Affordable senior housing to replace 109-year-old church

Affordable senior housing to replace 109-year-old church
Photo by Georgine Benvenuto

Sunset Park is swapping a house of worship for affordable housing, but some locals aren’t happy about losing the more than century-old church.

Founded in 1908, the Zion Norwegian Lutheran Church on Fourth Avenue at the corner of 63rd Street is set to be razed by the end of this year and replaced with a pre-K school and 84 housing units reserved for low-income seniors, but one neighborhood booster would rather preserve the historic church.

“Faith-based institutions and government institutions have a huge responsibility in preserving land for future needs,” said Maria Roca, a longtime resident of the neighborhood and the founder of Friends of Sunset Park. “When we destroy these buildings, we can never get them back. It is a historical building. You have altered the sense of place of that block when you take it down.”

The congregation had more than 90 members three decades ago, but by two or three years ago, it had dwindled to between eight and ten consistent members before the Metropolitan New York Synod, of the Evangelical Lutheran Church in America, disbanded the congregation in 2014, according to a custodian who has taken care of the church since 1989, and raised his family in one of two attached brownstones on 63rd Street. He was told he would have to vacate the brownstone — which was part of the sale — by the end of the year.

“I was stunned because I’ve been here for 28 years, I have four children, two of them were born while we lived here, and that’s the only home we know,” said Nick Perez. “It’s very sad — the church is a historical building.”

The Synod filed plans with the Department of Buildings at the end of August for the new building, which the project manager from the Fifth Avenue Committee — the affordable-housing developer building the low-income senior residence — said will start construction in December or January, soon after the church is torn down. The nine-story building will include 56 studio apartments and 28 one-bedrooms, with eight of the total 84 units distributed among the two attached brownstones, which will be gutted and renovated, according to the project manager, Michael Rose.

All units will be reserved for recipients of the city’s Housing Choice Voucher program who are older than 62, Rose said, and all tenants will have incomes of less than 50 percent of the area median income — which is $33,400 for an individual and $38,200 for a couple, according to the Department of Housing and Urban Development. A third of the units will be reserved for formerly homeless seniors, he said.
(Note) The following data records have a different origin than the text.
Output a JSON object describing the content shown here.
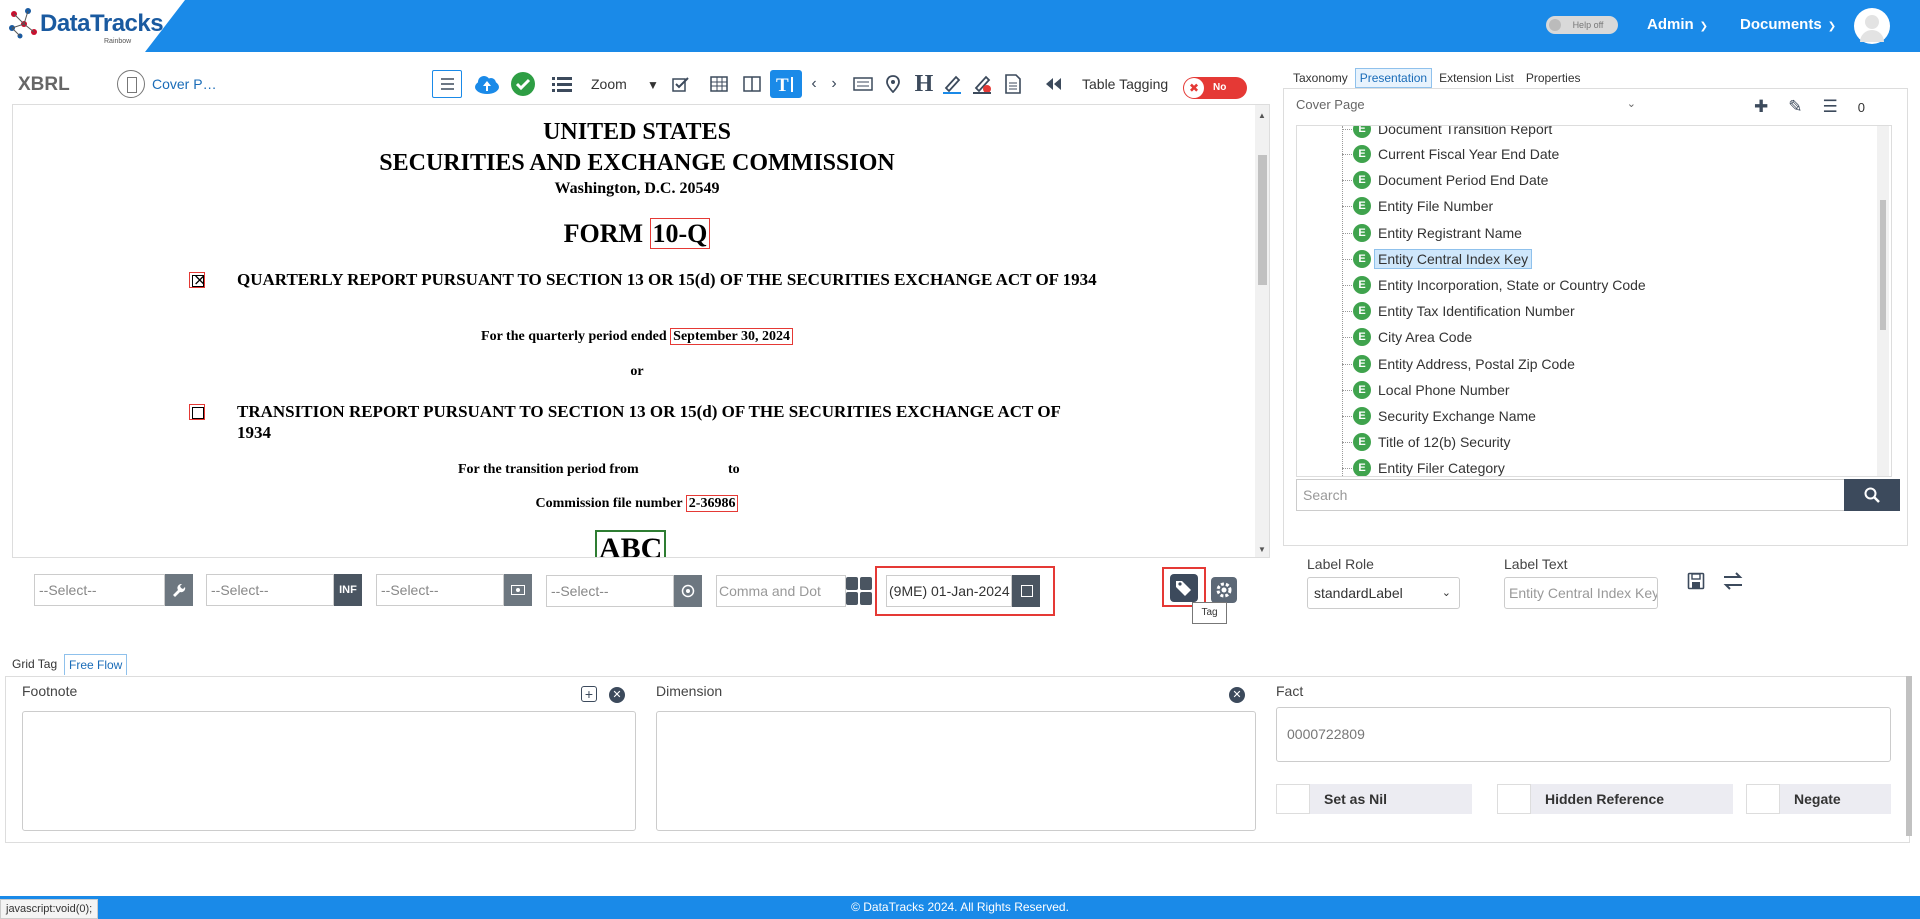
{
  "header": {
    "logo_text": "DataTracks",
    "logo_sub": "Rainbow",
    "help_toggle": "Help off",
    "menu_admin": "Admin",
    "menu_documents": "Documents"
  },
  "toolbar": {
    "xbrl": "XBRL",
    "cover_name": "Cover P…",
    "zoom": "Zoom",
    "table_tagging": "Table Tagging",
    "table_tagging_state": "No"
  },
  "document": {
    "line1": "UNITED STATES",
    "line2": "SECURITIES AND EXCHANGE COMMISSION",
    "line3": "Washington, D.C. 20549",
    "form_prefix": "FORM",
    "form_type": "10-Q",
    "quarterly_text": "QUARTERLY REPORT PURSUANT TO SECTION 13 OR 15(d) OF THE SECURITIES EXCHANGE ACT OF 1934",
    "period_prefix": "For the quarterly period ended",
    "period_value": "September 30, 2024",
    "or": "or",
    "transition_text": "TRANSITION REPORT PURSUANT TO SECTION 13 OR 15(d) OF THE SECURITIES EXCHANGE ACT OF 1934",
    "transition_from": "For the transition period from",
    "transition_to": "to",
    "commission_prefix": "Commission file number",
    "commission_value": "2-36986",
    "logo_partial": "ABC"
  },
  "controls": {
    "select1": "--Select--",
    "select2": "--Select--",
    "select3": "--Select--",
    "select4": "--Select--",
    "inf_label": "INF",
    "format_placeholder": "Comma and Dot",
    "period": "(9ME) 01-Jan-2024",
    "tag_tooltip": "Tag"
  },
  "right_panel": {
    "tabs": [
      "Taxonomy",
      "Presentation",
      "Extension List",
      "Properties"
    ],
    "active_tab": "Presentation",
    "section_select": "Cover Page",
    "count": "0",
    "tree_items": [
      "Document Transition Report",
      "Current Fiscal Year End Date",
      "Document Period End Date",
      "Entity File Number",
      "Entity Registrant Name",
      "Entity Central Index Key",
      "Entity Incorporation, State or Country Code",
      "Entity Tax Identification Number",
      "City Area Code",
      "Entity Address, Postal Zip Code",
      "Local Phone Number",
      "Security Exchange Name",
      "Title of 12(b) Security",
      "Entity Filer Category"
    ],
    "selected_item": "Entity Central Index Key",
    "search_placeholder": "Search",
    "label_role_title": "Label Role",
    "label_role_value": "standardLabel",
    "label_text_title": "Label Text",
    "label_text_value": "Entity Central Index Key"
  },
  "bottom": {
    "tab_grid": "Grid Tag",
    "tab_free": "Free Flow",
    "footnote": "Footnote",
    "dimension": "Dimension",
    "fact": "Fact",
    "fact_value": "0000722809",
    "set_nil": "Set as Nil",
    "hidden_ref": "Hidden Reference",
    "negate": "Negate"
  },
  "footer": {
    "copyright": "© DataTracks 2024. All Rights Reserved.",
    "status": "javascript:void(0);"
  },
  "colors": {
    "brand_blue": "#1a8ae8",
    "tag_red": "#e53935",
    "element_green": "#3fa34d",
    "dark_button": "#3c4a5c"
  }
}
The developers plan to reuse architectural elements of the church in the new building — including at least three stained glass windows in the new residential hallways — and install some of the church’s decorative stone and woodwork and light fixtures in the residential common area, along with a plaque recognizing the former congregation’s World War One veterans and an interactive display on the church’s history.

The new building will be among the tallest in the area, but will still be dwarfed by the twin 811-unit, 30-story Bay Ridge Towers, the two affordable housing apartment complexes just two blocks away, on 65th Street.

The five pre-K classrooms will be built out by the city’s School Construction Authority.

The Metropolitan New York Synod could not be reached for comment by press time.

Roca said that the development sounds like it would be a boon to low-income seniors, but she couldn’t support the project until she knows that the formerly homeless seniors will have adequate support services.

“It sounds like a promising plan, something that the community could benefit from, but there are more details that we need to know,” she said.

Roca also said she worried that the development would not actually end up being part of the Housing Choice Voucher program, which would further drive up housing costs in the area — a worry echoed by another local.

“I hope that if they’re going to put a nine-story affordable building, that it’s actually affordable,” said Shaniqua Ellis, who works in the area.